1936- Screenwriter Dudley Nichols publicly refuses the Best Screenplay Oscar for John Ford’s “The Informer” as protest in support of the struggling Writer’s Guild.

1944- Louis Lepke Buchalter went to the electric chair at Sing Sing prison. Buchalter with Albert Anastasia headed the heavy enforcement arm of Lucky Lucciano’s New York Mafia Syndicate. Nicknamed “Murder Incorporated ”the Brooklyn gang committed at least 100 murders, including Dutch Schultz and Lucciano’s mentor Joe the Boss Masseria.

1946- Alex Raymond's comic strip 'Rip Kirby" premiered.

1952- Ronald Reagan married Nancy Davis at the Little Red Church on Coldwater Canyon blvd.in L.A. William Holden was best man.

1952- Ernest Hemingway wrote a letter to his publisher:" I've completed a new novel. I think it's my best one to date." The Old Man and the Sea.

1956- Burger King introduced their signature hamburger, the Whopper.

1961- In the early stages of filming Cleopatra in London actress Elizabeth Taylor developed pneumonia and slipped into a coma. She would have died had not doctors at a convention at London’s Dorchester Hotel performed and emergency tracheotomy. When you seen the film today you can still see the tracheotomy scar at the base of her throat.

1994- Basketball legend Michael Jordan comes to bat for the first time in a Chicago White Sox Baseball uniform. Jordan will give up baseball after one season and return to the NBA.

1994- Obese comedian John Candy died of heart failure.

1997- The senate of Brazil allowed women to wear slacks to work.

2004- A New York court convicted interior decorating guru Martha Stewart of four counts of stock fraud.
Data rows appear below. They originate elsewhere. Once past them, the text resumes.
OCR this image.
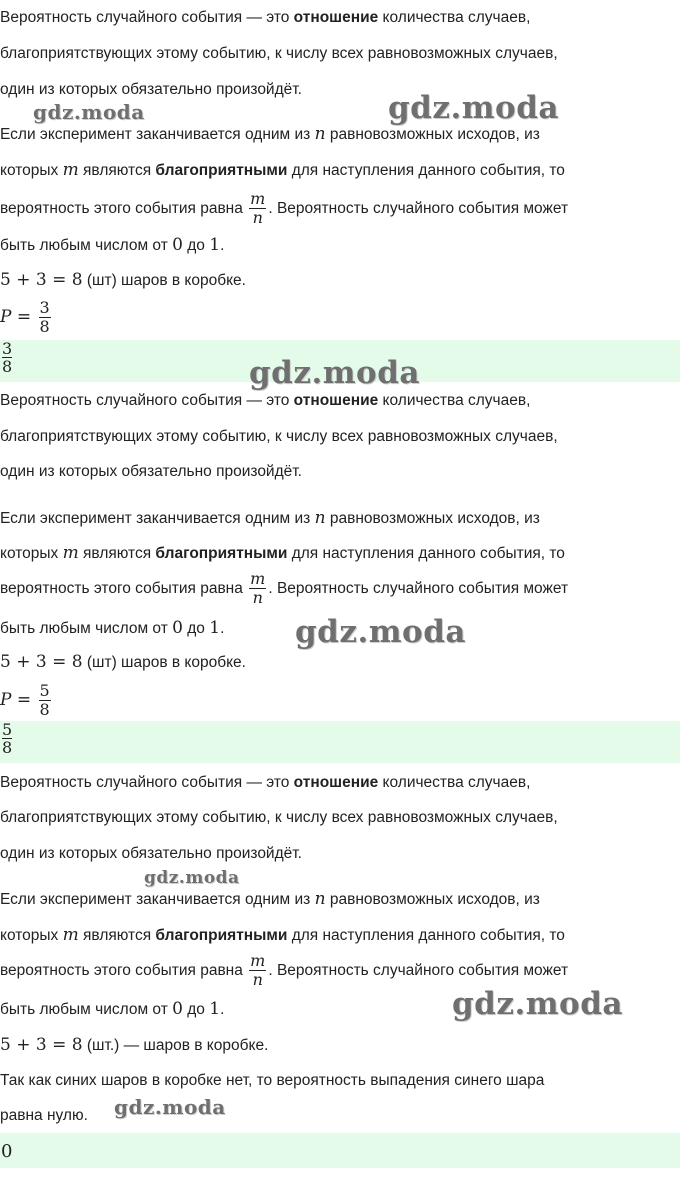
Вероятность случайного события — это отношение количества случаев,
благоприятствующих этому событию, к числу всех равновозможных случаев,
один из которых обязательно произойдёт.
Если эксперимент заканчивается одним из n равновозможных исходов, из
которых m являются благоприятными для наступления данного события, то
вероятность этого события равна $\frac{m}{n}$ . Вероятность случайного события может
быть любым числом от 0 до 1.
5 + 3 = 8 (шт) шаров в коробке.
$P = \frac{3}{8}$
3
8
Вероятность случайного события — это отношение количества случаев,
благоприятствующих этому событию, к числу всех равновозможных случаев,
один из которых обязательно произойдёт.
Если эксперимент заканчивается одним из n равновозможных исходов, из
которых m являются благоприятными для наступления данного события, то
вероятность этого события равна $\frac{m}{n}$ . Вероятность случайного события может
быть любым числом от 0 до 1.
5 + 3 = 8 (шт) шаров в коробке.
$P = \frac{5}{8}$
5
8
Вероятность случайного события — это отношение количества случаев,
благоприятствующих этому событию, к числу всех равновозможных случаев,
один из которых обязательно произойдёт.
Если эксперимент заканчивается одним из n равновозможных исходов, из
которых m являются благоприятными для наступления данного события, то
вероятность этого события равна $\frac{m}{n}$ . Вероятность случайного события может
быть любым числом от 0 до 1.
5 + 3 = 8 (шт.) — шаров в коробке.
Так как синих шаров в коробке нет, то вероятность выпадения синего шара
равна нулю.
0
gdz.moda	gdz.moda
gdz.moda
gdz.moda
gdz.moda
gdz.moda
gdz.moda
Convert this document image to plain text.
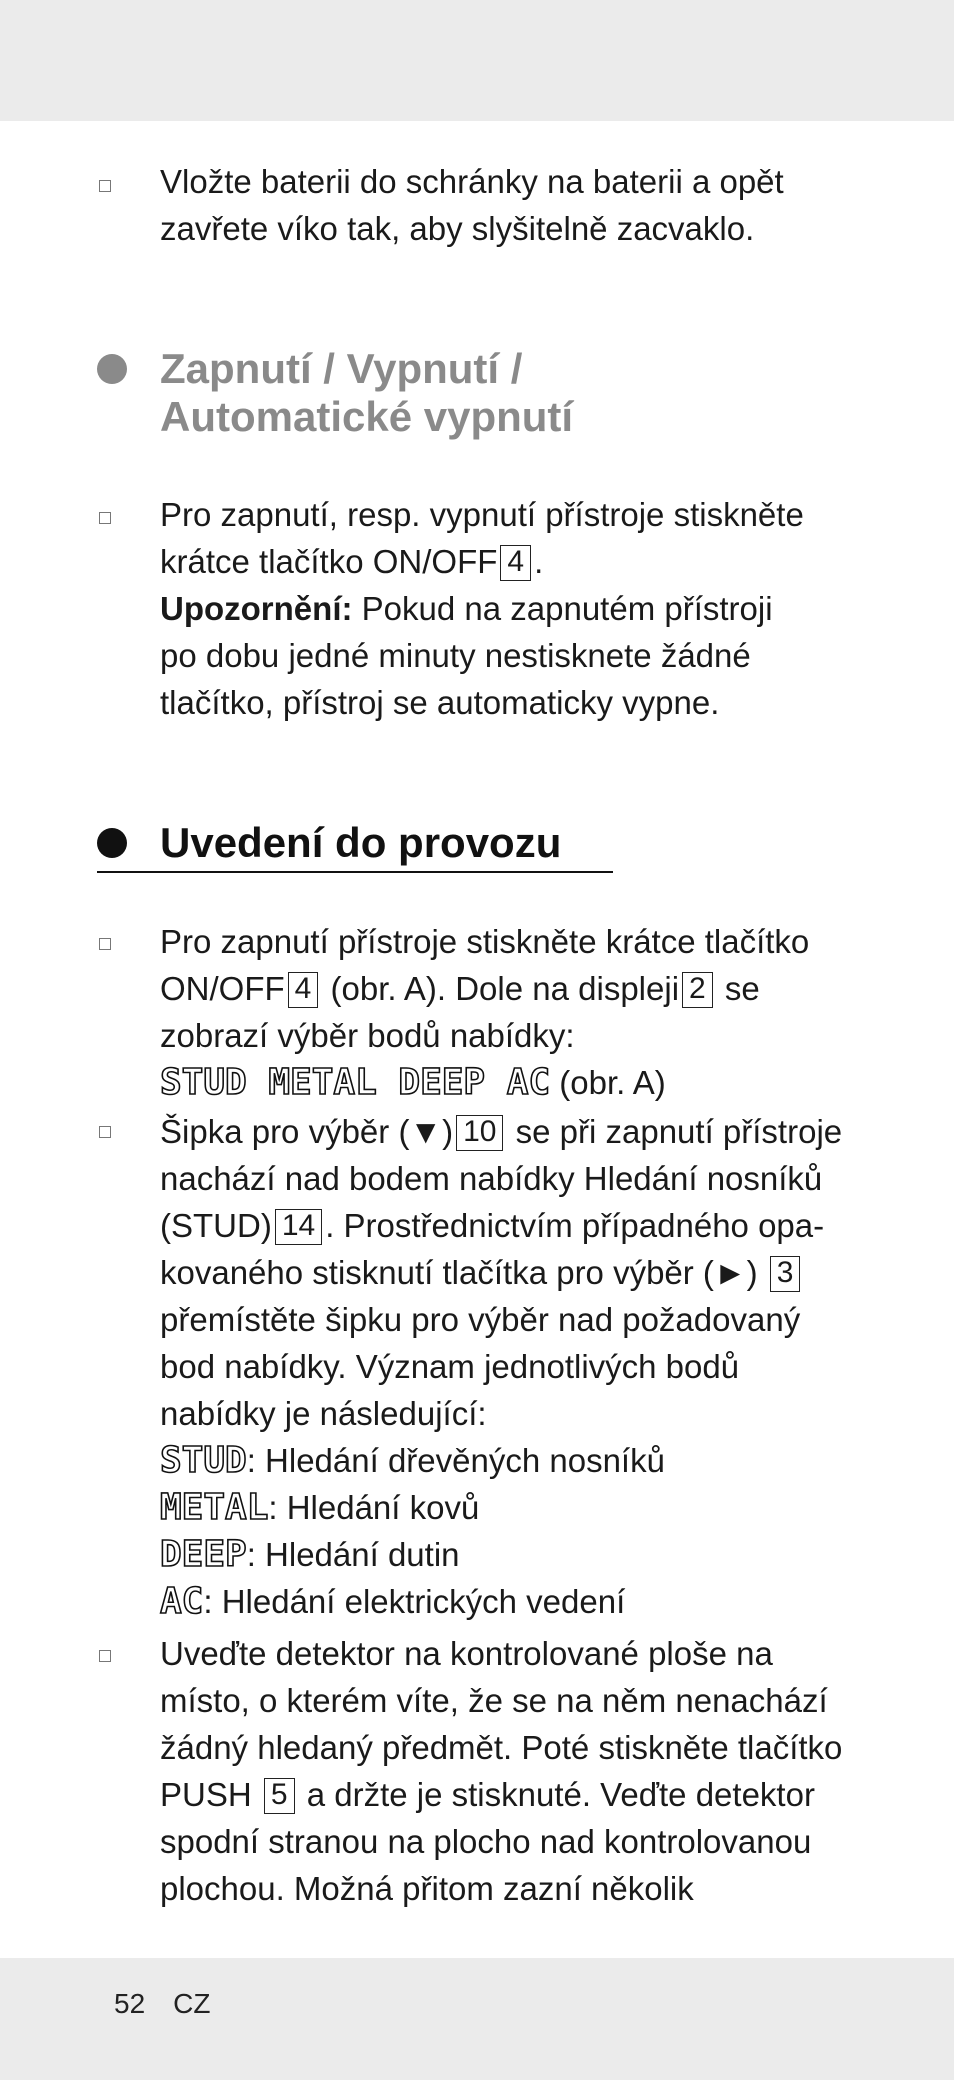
Vložte baterii do schránky na baterii a opět
zavřete víko tak, aby slyšitelně zacvaklo.
Zapnutí / Vypnutí /
Automatické vypnutí
Pro zapnutí, resp. vypnutí přístroje stiskněte
krátce tlačítko ON/OFF 4 .
Upozornění: Pokud na zapnutém přístroji
po dobu jedné minuty nestisknete žádné
tlačítko, přístroj se automaticky vypne.
Uvedení do provozu
Pro zapnutí přístroje stiskněte krátce tlačítko
ON/OFF 4 (obr. A). Dole na displeji 2 se
zobrazí výběr bodů nabídky:
STUD METAL DEEP AC (obr. A)
Šipka pro výběr (▼) 10 se při zapnutí přístroje
nachází nad bodem nabídky Hledání nosníků
(STUD) 14 . Prostřednictvím případného opa-
kovaného stisknutí tlačítka pro výběr (►) 3
přemístěte šipku pro výběr nad požadovaný
bod nabídky. Význam jednotlivých bodů
nabídky je následující:
STUD: Hledání dřevěných nosníků
METAL: Hledání kovů
DEEP: Hledání dutin
AC: Hledání elektrických vedení
Uveďte detektor na kontrolované ploše na
místo, o kterém víte, že se na něm nenachází
žádný hledaný předmět. Poté stiskněte tlačítko
PUSH 5 a držte je stisknuté. Veďte detektor
spodní stranou na plocho nad kontrolovanou
plochou. Možná přitom zazní několik
52 CZ
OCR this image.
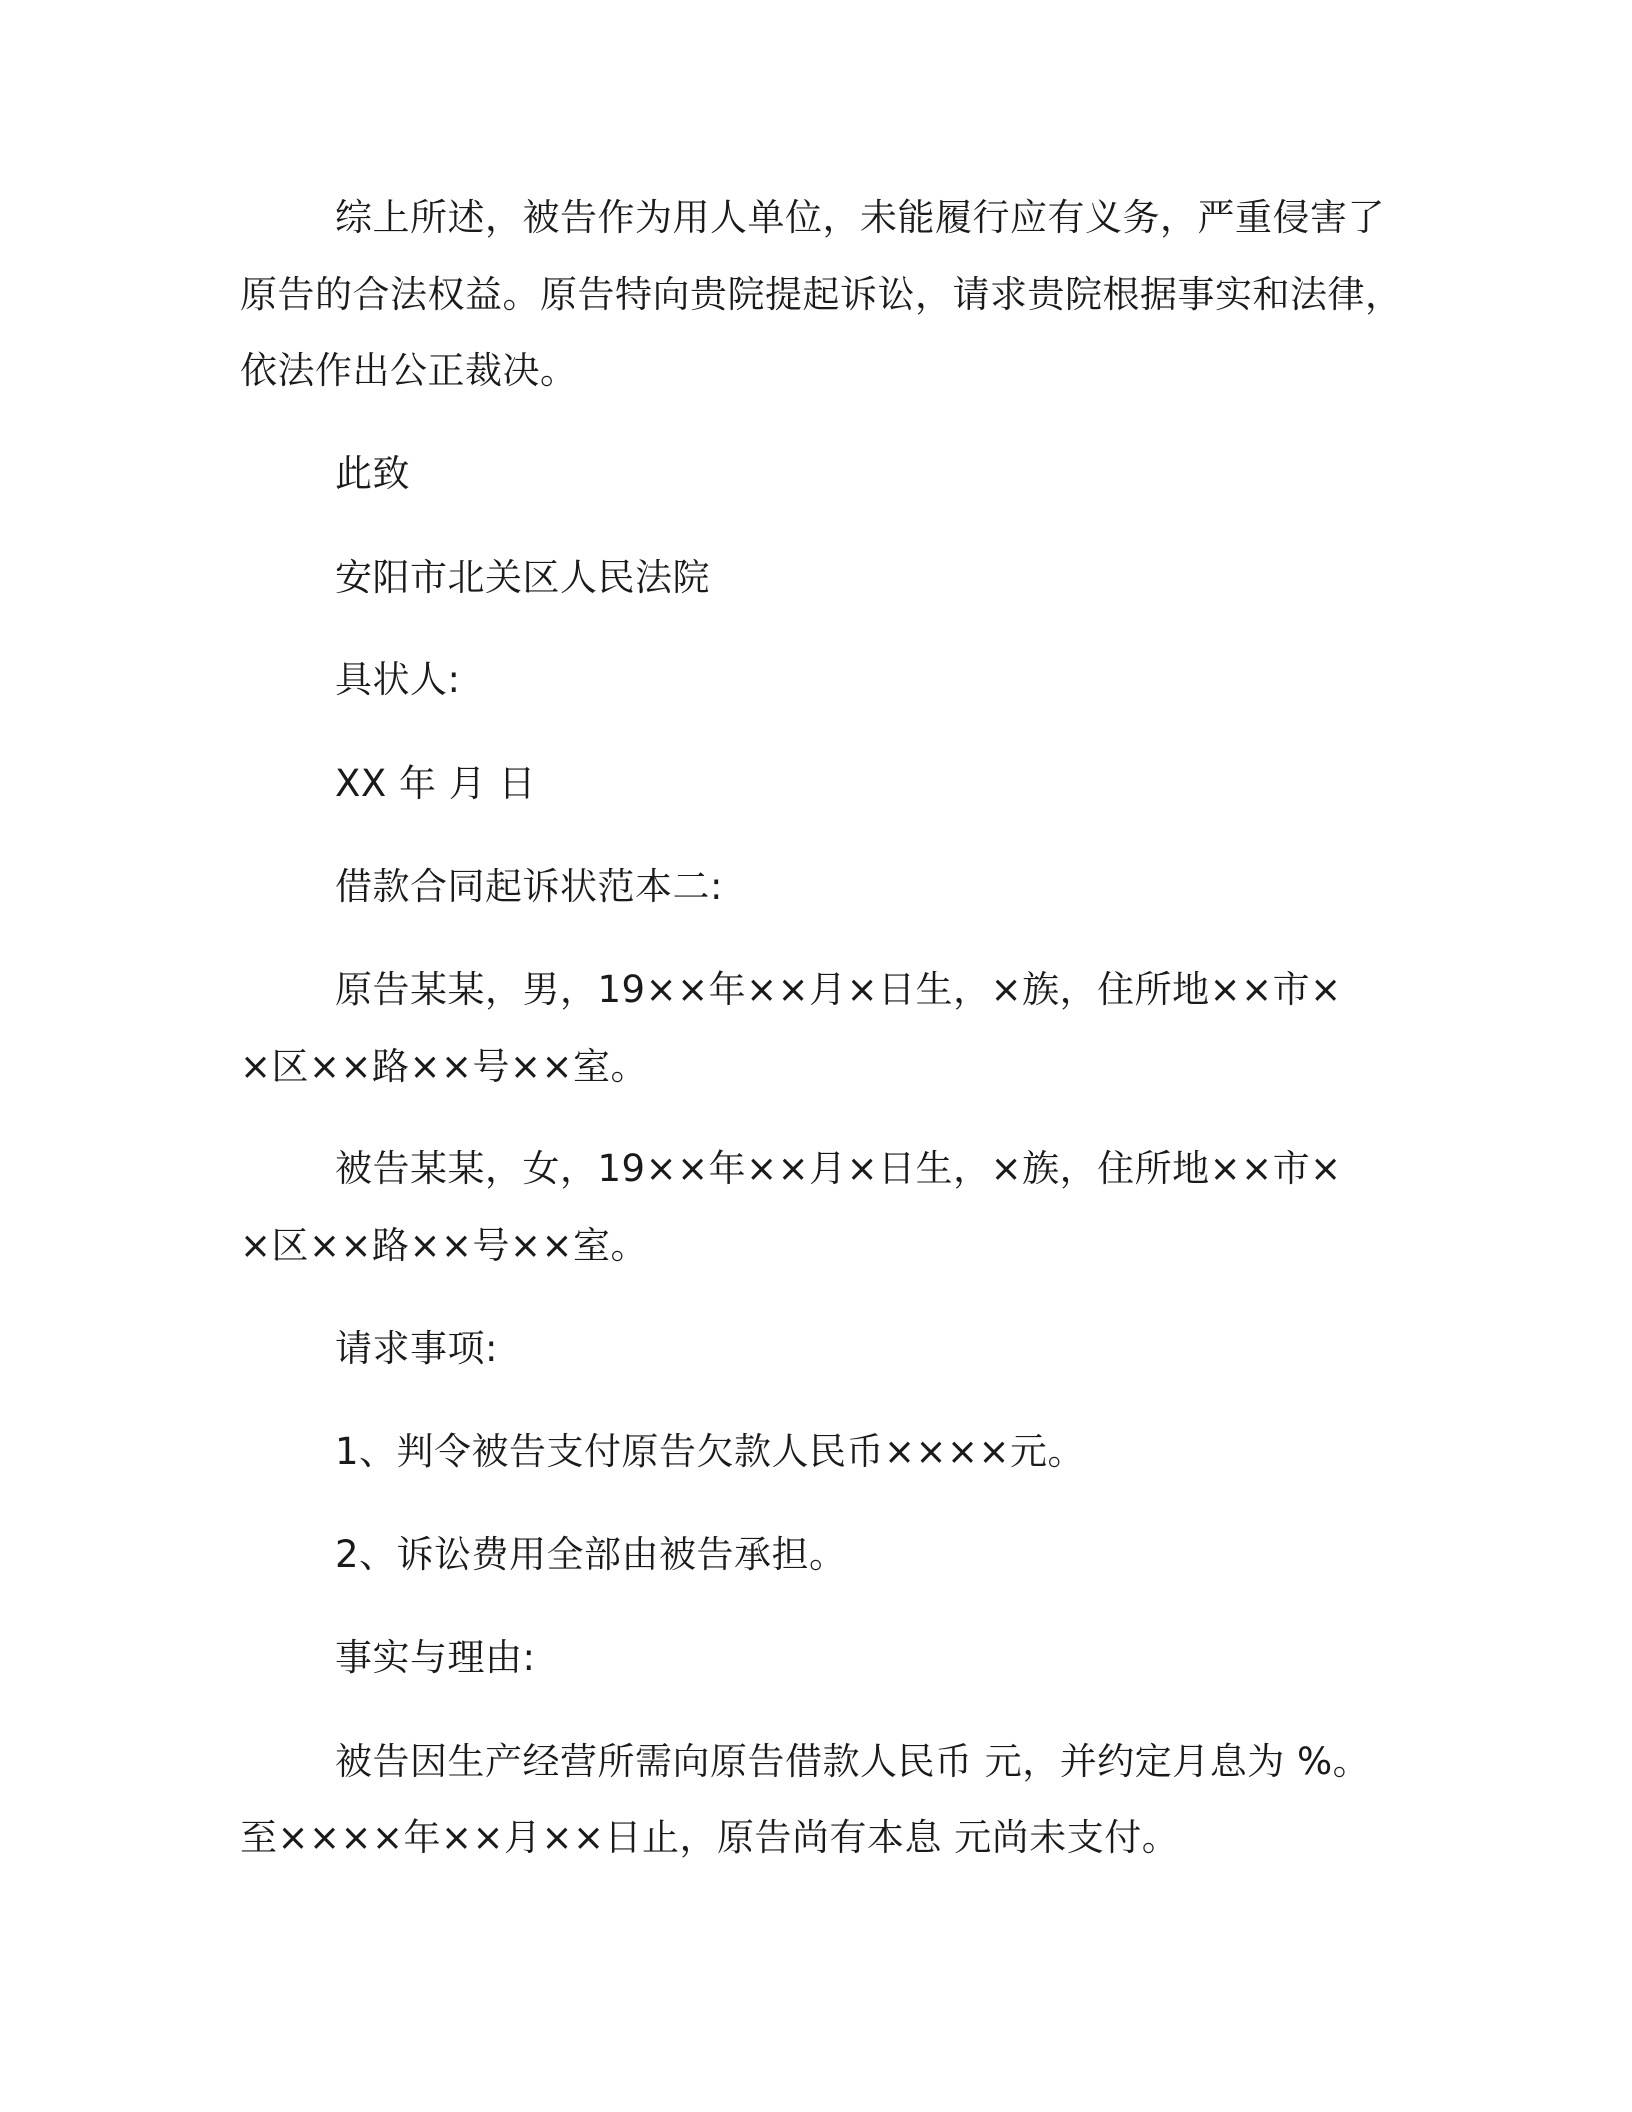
综上所述，被告作为用人单位，未能履行应有义务，严重侵害了
原告的合法权益。原告特向贵院提起诉讼，请求贵院根据事实和法律，
依法作出公正裁决。
此致
安阳市北关区人民法院
具状人:
XX 年 月 日
借款合同起诉状范本二:
原告某某，男，19××年××月×日生，×族，住所地××市×
×区××路××号××室。
被告某某，女，19××年××月×日生，×族，住所地××市×
×区××路××号××室。
请求事项:
1、判令被告支付原告欠款人民币××××元。
2、诉讼费用全部由被告承担。
事实与理由:
被告因生产经营所需向原告借款人民币 元，并约定月息为 %。
至××××年××月××日止，原告尚有本息 元尚未支付。
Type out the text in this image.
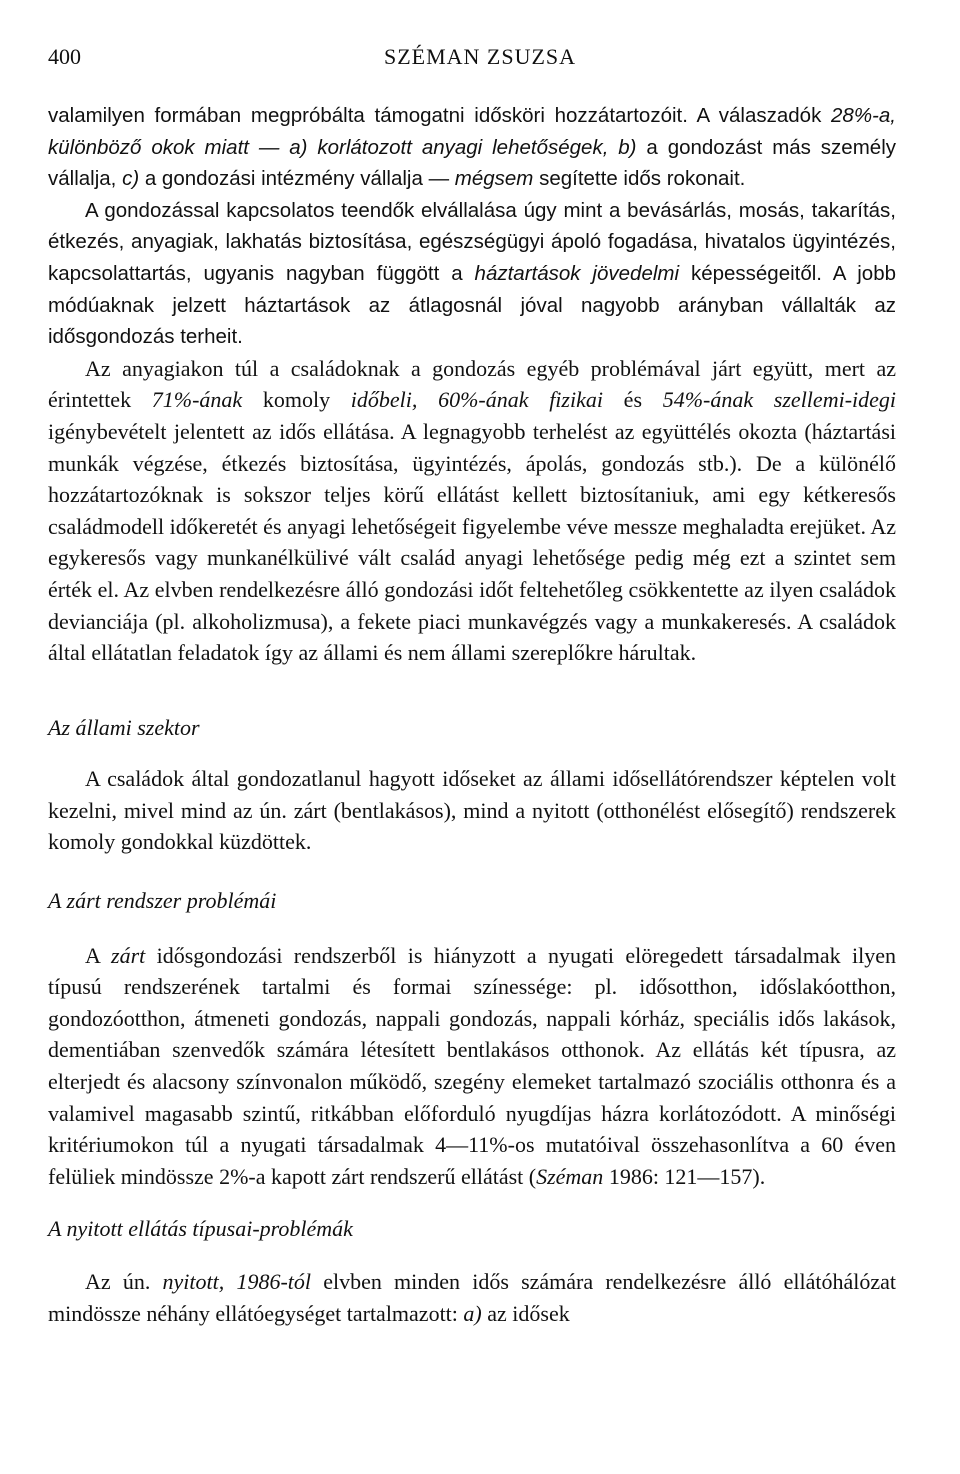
400	SZÉMAN ZSUZSA

valamilyen formában megpróbálta támogatni idősköri hozzátartozóit. A válaszadók 28%-a, különböző okok miatt — a) korlátozott anyagi lehetőségek, b) a gondozást más személy vállalja, c) a gondozási intézmény vállalja — mégsem segítette idős rokonait.

A gondozással kapcsolatos teendők elvállalása úgy mint a bevásárlás, mosás, takarítás, étkezés, anyagiak, lakhatás biztosítása, egészségügyi ápoló fogadása, hivatalos ügyintézés, kapcsolattartás, ugyanis nagyban függött a háztartások jövedelmi képességeitől. A jobb módúaknak jelzett háztartások az átlagosnál jóval nagyobb arányban vállalták az idősgondozás terheit.

Az anyagiakon túl a családoknak a gondozás egyéb problémával járt együtt, mert az érintettek 71%-ának komoly időbeli, 60%-ának fizikai és 54%-ának szellemi-idegi igénybevételt jelentett az idős ellátása. A legnagyobb terhelést az együttélés okozta (háztartási munkák végzése, étkezés biztosítása, ügyintézés, ápolás, gondozás stb.). De a különélő hozzátartozóknak is sokszor teljes körű ellátást kellett biztosítaniuk, ami egy kétkeresős családmodell időkeretét és anyagi lehetőségeit figyelembe véve messze meghaladta erejüket. Az egykeresős vagy munkanélkülivé vált család anyagi lehetősége pedig még ezt a szintet sem érték el. Az elvben rendelkezésre álló gondozási időt feltehetőleg csökkentette az ilyen családok devianciája (pl. alkoholizmusa), a fekete piaci munkavégzés vagy a munkakeresés. A családok által ellátatlan feladatok így az állami és nem állami szereplőkre hárultak.

Az állami szektor

A családok által gondozatlanul hagyott időseket az állami idősellátórendszer képtelen volt kezelni, mivel mind az ún. zárt (bentlakásos), mind a nyitott (otthonélést elősegítő) rendszerek komoly gondokkal küzdöttek.

A zárt rendszer problémái

A zárt idősgondozási rendszerből is hiányzott a nyugati elöregedett társadalmak ilyen típusú rendszerének tartalmi és formai színessége: pl. idősotthon, időslakóotthon, gondozóotthon, átmeneti gondozás, nappali gondozás, nappali kórház, speciális idős lakások, dementiában szenvedők számára létesített bentlakásos otthonok. Az ellátás két típusra, az elterjedt és alacsony színvonalon működő, szegény elemeket tartalmazó szociális otthonra és a valamivel magasabb szintű, ritkábban előforduló nyugdíjas házra korlátozódott. A minőségi kritériumokon túl a nyugati társadalmak 4—11%-os mutatóival összehasonlítva a 60 éven felüliek mindössze 2%-a kapott zárt rendszerű ellátást (Széman 1986: 121—157).

A nyitott ellátás típusai-problémák

Az ún. nyitott, 1986-tól elvben minden idős számára rendelkezésre álló ellátóhálózat mindössze néhány ellátóegységet tartalmazott: a) az idősek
This was for dumping her stock in a pharmaceutical firm called InClone after getting an inside tip that their cancer cure didn’t work.

------------------------------------------------------------------------
Yesterday’s Question: Why are people with politically left-leaning opinions called Liberals?

Answer: When Napoleon’s armies occupied Spain in 1808 the Spanish people formed independent bands and fought on in the hills as "guerrillas"- "Little Wars". These militias sent delegates to an free, independent parliament called the Supreme Cortes in the Southern city of Cadiz. They formulated a constitution advocating free speech and assembly, and abolishing torture and the Inquisition. These men were called the Free Men party, Los Liberales or Liberals.